As a newly qualified midwife, Rosie Ladkin explains how it is the women she has cared for who have inspired and taught her the most

I am in the midst of my eighth week working as a newly qualified midwife. I'm not going to lie to you and say that it has been easy, but it also hasn't been quite as difficult as I thought it would be—particularly with moving to a new trust post-qualifying.

Naturally, the first few weeks were overwhelming and daunting; they brought with them a bit of a crisis of confidence, an element of imposter syndrome and I became the analogy of the swan on the water: calm on the surface but paddling like crazy underneath just to stay afloat.

That said, a few weeks went by and I started to feel like I could do the job quite well. I began feeling comfortable with what I was doing and contributing to the team. I realise that this mainly comes down to an incredibly supportive team at my new trust who have helped orientate me into the world of the qualified midwife, and I would like to thank them for that.

But, I also credit it to the experiences I have had over the last three years as a student midwife. Whenever I have queried my skills or knowledge since qualifying (as every newly qualified midwife does regularly), I have found support and answers from looking back at the women I cared for as a student.

I will never forget the overwhelming sense of gratitude I felt when I witnessed my first birth. I was on a community placement – my second day out of university and my uniform still brand new and smelling like the plastic packaging it came in – and a call came in for a home birth in our area. I remember the surge of excitement flooding through my veins as I realised I would be going along.

The next few hours flew by, with the woman in a birthing pool in her living room, me as the brand new student midwife with absolutely no idea how to help, holding her hand and quietly reassuring her that, ‘You can do it’ and ‘You are amazing’ until finally, her baby was crowning.

After her baby was safely born and snuggled into her chest, in that perfect, quiet moment, she looked up at me and asked, ‘So Rosie, how was that for you then?’. Needless to say, I burst into tears. Not only from the remarkable experience of witnessing her birth, but also from the complete generosity and selflessness of the woman in that moment, to bring me into such a special time, arms open wide, allowing me to learn and observe something which is so inherently private and personal.

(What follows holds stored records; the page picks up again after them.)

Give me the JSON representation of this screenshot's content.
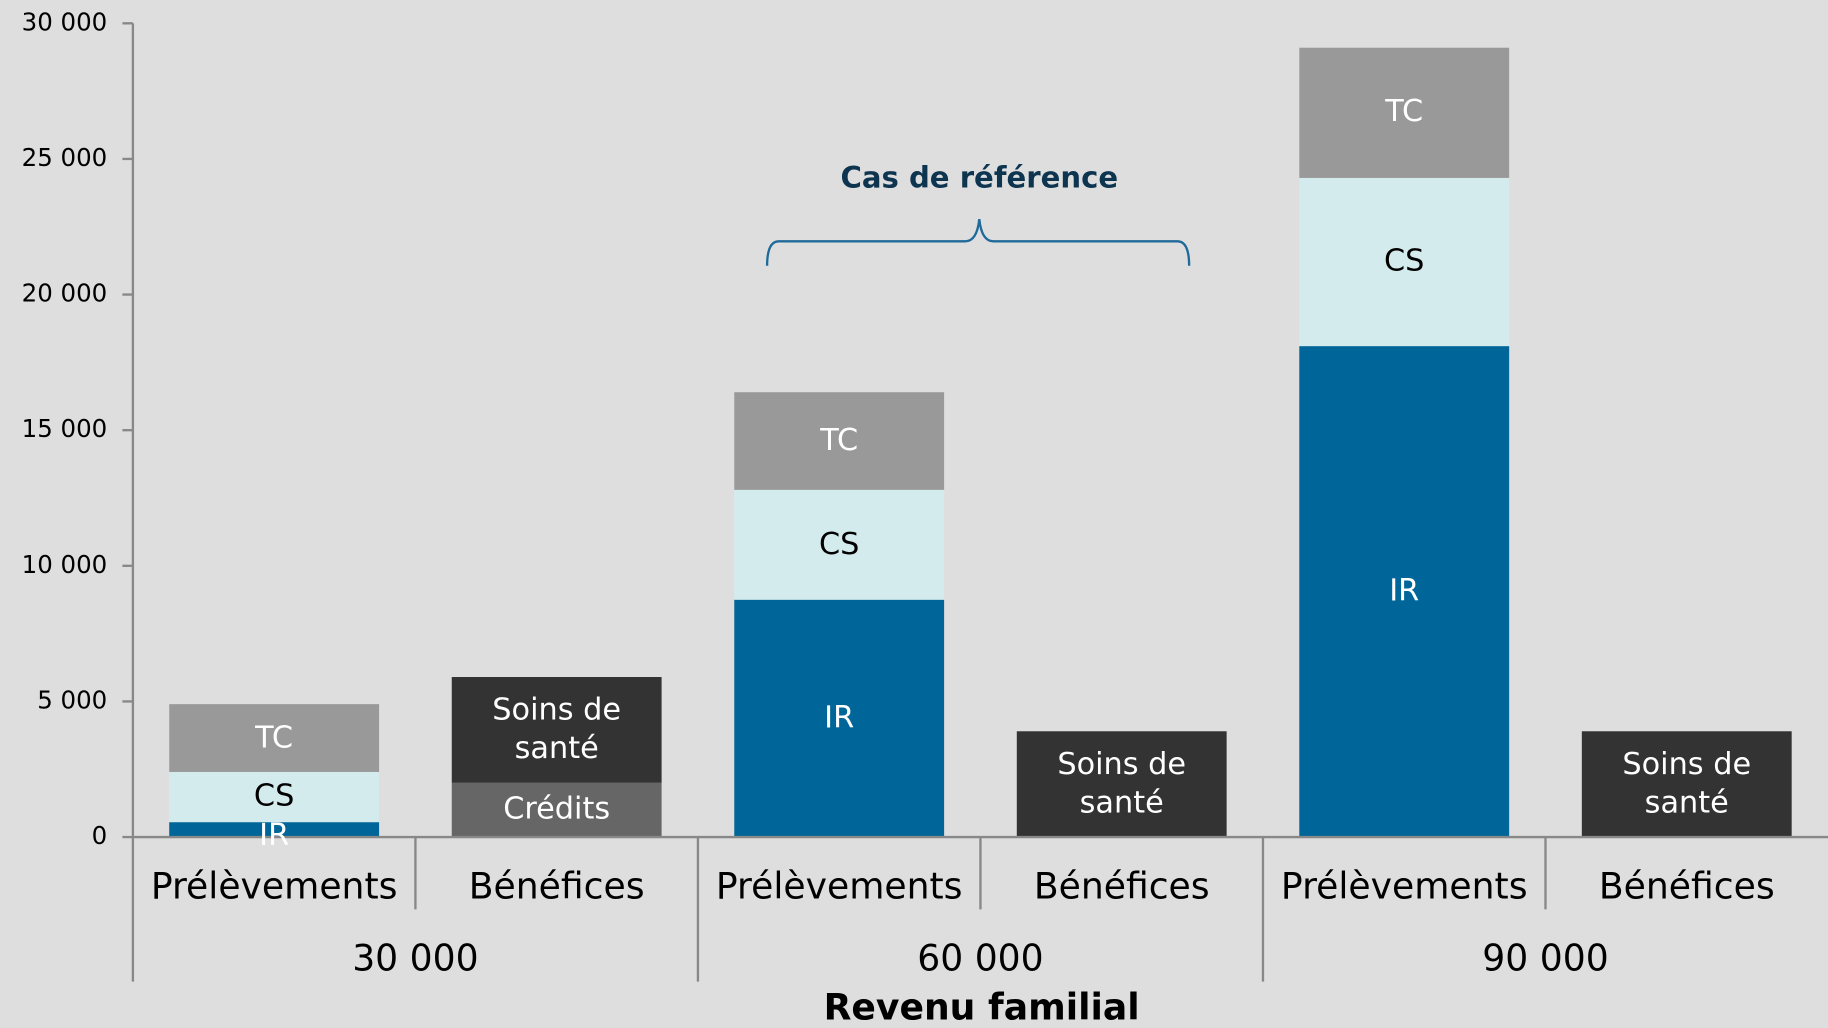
{
  "chart_data": {
    "type": "stacked_bar",
    "categories": [
      "Prélèvements",
      "Bénéfices",
      "Prélèvements",
      "Bénéfices",
      "Prélèvements",
      "Bénéfices"
    ],
    "groups": [
      "30 000",
      "60 000",
      "90 000"
    ],
    "x_label": "Revenu familial",
    "annotation": "Cas de référence",
    "series": [
      {
        "name": "IR",
        "color": "#006699",
        "label_color": "#ffffff",
        "values": [
          550,
          null,
          8750,
          null,
          18100,
          null
        ]
      },
      {
        "name": "CS",
        "color": "#d4ebee",
        "label_color": "#000000",
        "values": [
          1850,
          null,
          4050,
          null,
          6200,
          null
        ]
      },
      {
        "name": "TC",
        "color": "#999999",
        "label_color": "#ffffff",
        "values": [
          2500,
          null,
          3600,
          null,
          4800,
          null
        ]
      },
      {
        "name": "Crédits",
        "color": "#666666",
        "label_color": "#ffffff",
        "values": [
          null,
          2000,
          null,
          null,
          null,
          null
        ]
      },
      {
        "name": "Soins de santé",
        "color": "#333333",
        "label_color": "#ffffff",
        "values": [
          null,
          3900,
          null,
          3900,
          null,
          3900
        ]
      }
    ],
    "ylim": [
      0,
      30000
    ],
    "yticks": [
      0,
      {
        "value": 5000,
        "label": "5 000"
      },
      {
        "value": 10000,
        "label": "10 000"
      },
      {
        "value": 15000,
        "label": "15 000"
      },
      {
        "value": 20000,
        "label": "20 000"
      },
      {
        "value": 25000,
        "label": "25 000"
      },
      {
        "value": 30000,
        "label": "30 000"
      }
    ],
    "grid": false
  }
}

From then on, I remember feeling that gratitude for every woman that I came into contact with. When you think about the completely selfless action of letting a student into the room at such an important time; even if it isn't specifically for birth, the act of allowing me in helped me and countless other student midwives learn their craft. It is important to remember that none of these women had to have us there. All women are given the choice, and so the number of women who accept us and let us into the room for us to learn from their special moments is astounding.

‘I remember feeling that gratitude for every woman that I came into contact with’

As a student, I helped care for countless women antenatally and postnatally, checked over hundreds of newborn babies, and attended several caesarean sections and instrumental deliveries. I ‘caught’ 42 babies and case loaded eight women from booking through postnatal discharge. I witnessed and assisted in many emergencies, seeing how quickly the midwives reacted and learning how to act in each case.

These are the experiences that I have found are helping me now. Above and beyond anything I've read in a book or learnt at university (although they definitely help too), each of these experiences, and therefore each of these women and their families, has truly taught me what I need to know to become the midwife I want to be.

In moments of doubt, I draw from each of these women, remembering what happened and what I need to do. Without them, I wouldn't be a midwife; I simply wouldn't have qualified. I wouldn't be able to do the job I do, and love, today. I simply wouldn't be the me I am now and I'm extremely grateful for that.